Visionaries created MSPHI to support and promote public health and to help advance public health in Mississippi, establishing the organization as leaders in the state’s public health evolution. We focus on the pressing and challenging public and behavioral health care issues that our communities face.

Organic growth since our inception has set the stage for MSPHI to help frame an evolved, modern approach to advance population health in Mississippi.

We envision a system that includes-

  • a chief health strategist to help advance community-driven solutions
  • In the new model for public health practice, communities need public health leaders who can see the big picture – the social determinants of health and the huge disparities by race/ethnicity, gender identity or sexual orientation, interpersonal violence and trauma, income, and geography. These leaders will be equipped to work with all relevant partners to drive public health initiatives and outcomes.
  • structured, cross-sector partnerships to foster shared funding, services, ownership, governance, and collective action
  • Engaging community stakeholders – both public and private sectors – is instrumental in developing positive partnerships that lead to positive actions and improved health outcomes.
  • nationally accredited workforce of forward-thinking change makers
  • Research shows that a well-trained, accredited workforce results in quality improvement and enhanced capacity, which is why we work with state and national partners to provide accessible and relevant training for public health professionals throughout the state.
  • use of timely and locally relevant data, metrics, and analytics
  • When public and private sectors work together, communities can access and act on real-time data that can be shared, linked, and synthesized to inform action.

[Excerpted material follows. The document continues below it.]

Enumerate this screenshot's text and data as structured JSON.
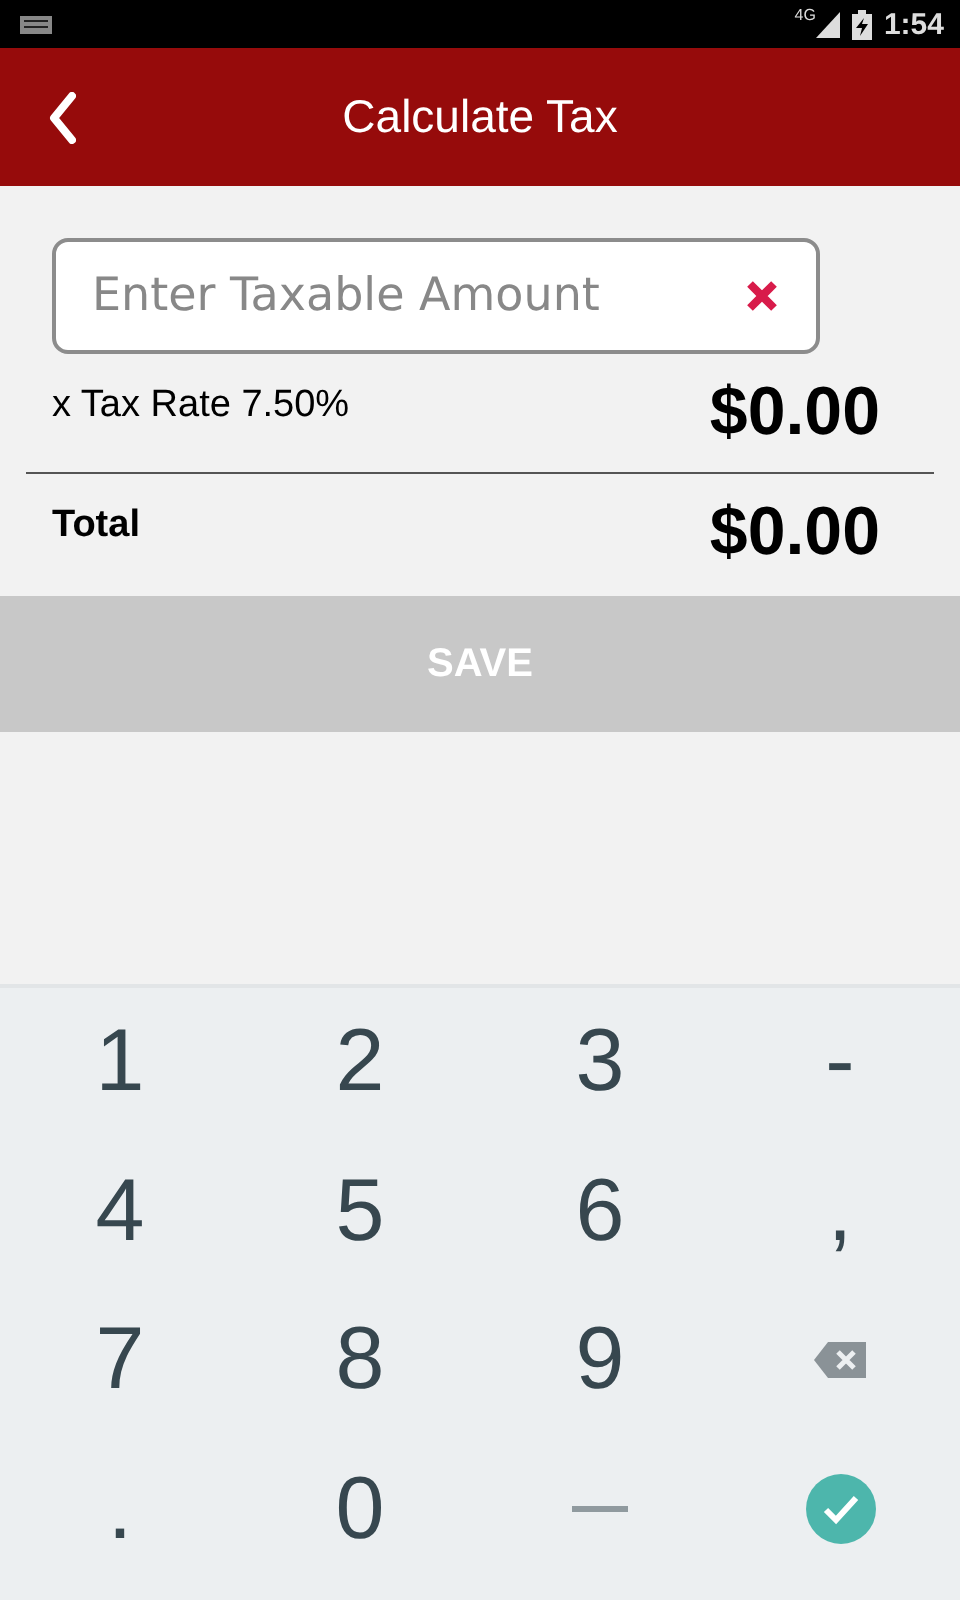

With this, communities can measure effects on health care and public health, especially the social determinants of health, environmental outcomes, and health disparities.
  • enhanced, substantially modified funding for public health
  • The Public Health 3.0 model suggests “blending and braiding of funds from multiple sources should be encouraged and allowed.” Leveraging every available dollar, including public, private, and philanthropic funding, benefits both partners and community.